Jeder Arzt sollte bei der Delegation ärztlicher Leistungen an nichtärztliche Mitarbeiter besondere Sorgfalt walten lassen. Denn sowohl der angestellte Arzt, der nicht im Rahmen der arbeitsvertraglichen Vereinbarungen delegiert, als auch der niedergelassene Arzt haften gegenüber dem Patienten aus dem Behandlungsvertrag sowohl für eigene als auch für Fehler und Pflichtverletzungen, die deren nichtärztliches Personal im Rahmen der delegierten Leistungen begehen.
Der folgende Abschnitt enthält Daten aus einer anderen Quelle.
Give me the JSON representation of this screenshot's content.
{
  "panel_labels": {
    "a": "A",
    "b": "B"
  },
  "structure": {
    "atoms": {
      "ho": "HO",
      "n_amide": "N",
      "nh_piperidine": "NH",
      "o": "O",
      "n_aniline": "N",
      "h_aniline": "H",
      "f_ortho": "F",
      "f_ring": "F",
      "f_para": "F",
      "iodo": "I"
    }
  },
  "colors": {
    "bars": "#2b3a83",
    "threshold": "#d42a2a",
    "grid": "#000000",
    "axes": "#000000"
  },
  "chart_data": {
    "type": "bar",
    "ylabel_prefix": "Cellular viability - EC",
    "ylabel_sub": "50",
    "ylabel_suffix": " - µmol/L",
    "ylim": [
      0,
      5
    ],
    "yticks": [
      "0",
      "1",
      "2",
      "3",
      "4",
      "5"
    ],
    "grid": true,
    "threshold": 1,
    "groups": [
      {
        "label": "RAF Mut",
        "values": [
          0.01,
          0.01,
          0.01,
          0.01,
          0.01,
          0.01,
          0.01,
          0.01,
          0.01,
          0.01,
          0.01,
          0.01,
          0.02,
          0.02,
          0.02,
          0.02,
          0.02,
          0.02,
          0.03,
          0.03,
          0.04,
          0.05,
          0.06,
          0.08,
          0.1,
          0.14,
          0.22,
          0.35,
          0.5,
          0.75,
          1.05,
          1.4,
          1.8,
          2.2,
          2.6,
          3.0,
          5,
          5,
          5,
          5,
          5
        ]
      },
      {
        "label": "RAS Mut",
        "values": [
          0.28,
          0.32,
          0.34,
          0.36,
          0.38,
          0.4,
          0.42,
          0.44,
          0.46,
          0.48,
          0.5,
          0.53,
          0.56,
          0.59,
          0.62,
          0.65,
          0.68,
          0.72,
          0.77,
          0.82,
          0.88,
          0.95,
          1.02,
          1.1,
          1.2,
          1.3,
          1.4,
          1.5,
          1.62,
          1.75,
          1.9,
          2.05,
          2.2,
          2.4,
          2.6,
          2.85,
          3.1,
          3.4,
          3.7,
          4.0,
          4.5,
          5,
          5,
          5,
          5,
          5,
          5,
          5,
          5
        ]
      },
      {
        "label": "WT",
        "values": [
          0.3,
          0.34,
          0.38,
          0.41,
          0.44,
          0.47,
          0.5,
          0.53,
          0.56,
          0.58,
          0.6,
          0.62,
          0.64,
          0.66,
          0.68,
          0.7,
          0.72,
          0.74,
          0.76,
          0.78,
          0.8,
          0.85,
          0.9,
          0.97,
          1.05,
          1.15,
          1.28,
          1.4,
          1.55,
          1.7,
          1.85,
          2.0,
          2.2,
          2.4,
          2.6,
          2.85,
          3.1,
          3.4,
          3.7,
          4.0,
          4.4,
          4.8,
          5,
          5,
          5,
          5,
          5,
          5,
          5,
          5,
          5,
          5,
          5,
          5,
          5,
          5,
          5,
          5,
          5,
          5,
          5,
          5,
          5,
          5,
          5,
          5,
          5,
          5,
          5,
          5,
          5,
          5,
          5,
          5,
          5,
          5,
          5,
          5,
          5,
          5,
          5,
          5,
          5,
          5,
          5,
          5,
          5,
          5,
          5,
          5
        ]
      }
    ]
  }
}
Sie haften ebenfalls für die Auswahl, Anleitung und Überwachung des Personals. Da von der Rechtsprechung zum Schutz des Patienten umfangreiche Grundsätze zur Beweislasterleichterung bis hin zur Beweislast-umkehr entwickelt worden sind, ist vom Arzt im Regelfall nachzuweisen, dass er sämtliche Pflichten bei der Durchführung der Delegation ordnungsgemäß erfüllt hat. Dieser Nachweis kann vom Arzt in der Regel nur durch umfangreiche Dokumentation hinsichtlich der Auswahl, Anleitung und Überwachung geführt werden, weshalb hierauf besondere Sorgfalt verwandt werden sollte.